O Nepal viveu dias de caos entre segunda (8) e terça-feira (9) de setembro de 2025. Uma revolta da Geração Z, impulsionada pela gritante desigualdade social e pelo bloqueio das redes sociais, culminou em protestos violentos que forçaram a renúncia do primeiro-ministro Khadga Prasad Oli. A cena? Prédios do governo em chamas em Katmandu, imagens de brutalidade policial e milhares nas ruas. Olha só o que rolou:

A revolta, meu Deus, foi explosiva! A indignação ferveu por conta do contraste brutal entre a ostentação da elite política e a pobreza de grande parte da população. Segundo o Banco Mundial, os 10% mais ricos do Nepal ganham mais de três vezes do que os 40% mais pobres. Imagina só! Um em cada cinco nepaleses vive na miséria, e a taxa de desemprego entre jovens de 15 a 24 anos chega a 22%. O Nepal, aliás, está na lista da ONU dos 44 países menos desenvolvidos. Isso é assustador, né?

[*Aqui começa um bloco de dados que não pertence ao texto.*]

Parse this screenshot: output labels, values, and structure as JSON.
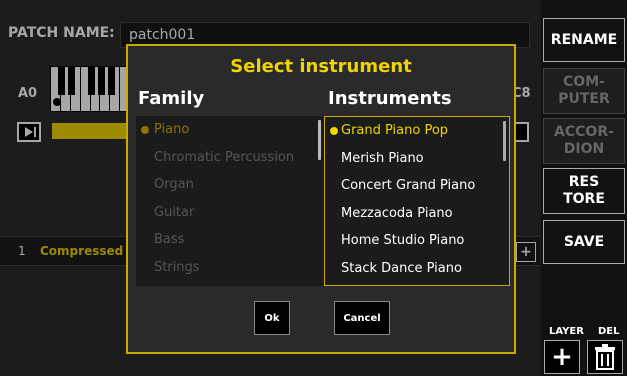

Gaurav Nepune, um dos líderes dos protestos, explicou que a mobilização começou online, há três meses. A ideia era mostrar, sem rodeios, a diferença entre a vida dos políticos e a realidade da população. Fotos de filhos de políticos ostentando riqueza viralizaram nas redes, enquanto jovens de famílias pobres precisam emigrar para sustentar suas famílias. E, pra piorar, escândalos de corrupção, sem punição, inflamou ainda mais a raiva da população.

A Geração Z, gente nascida entre 1995 e 2009, foi a força motriz dos protestos. Essa galera, a primeira geração verdadeiramente digital, é conhecida por ser engajada, crítica e conectada. E eles usaram essa conexão a seu favor.

Os protestos foram brutais. A sede do governo, o Parlamento e a Suprema Corte foram incendiados – a pior violência em décadas no país. O Nepal enfrenta instabilidade política e econômica desde a década de 1990, com uma guerra civil de 10 anos culminando na abolição da monarquia em 2008. A democracia nepalesa é jovem e frágil, mas, segundo o Índice de Democracia de 2025 do V-Dem (Universidade de Gotemburgo), o Nepal é classificado como uma democracia eleitoral, no mesmo nível que Brasil, Argentina e Polônia. Apesar disso, a situação tá longe de ser ideal.

A gota d’água? O bloqueio das redes sociais pelo governo, sob a alegação de combate a fake news. Mas, na real, ativistas viram isso como uma tentativa de silenciar a crescente mobilização online contra a corrupção. Esse bloqueio separou milhares de famílias de jovens que trabalham no exterior, enviando dinheiro para casa.

A resposta foi imediata: os jovens migraram para plataformas como Viber e TikTok, organizando os protestos por lá. Só na segunda-feira, 19 pessoas morreram em confrontos com a polícia, que usou gás lacrimogêneo e balas de borracha. Essa violência só aumentou a fúria dos manifestantes na terça-feira.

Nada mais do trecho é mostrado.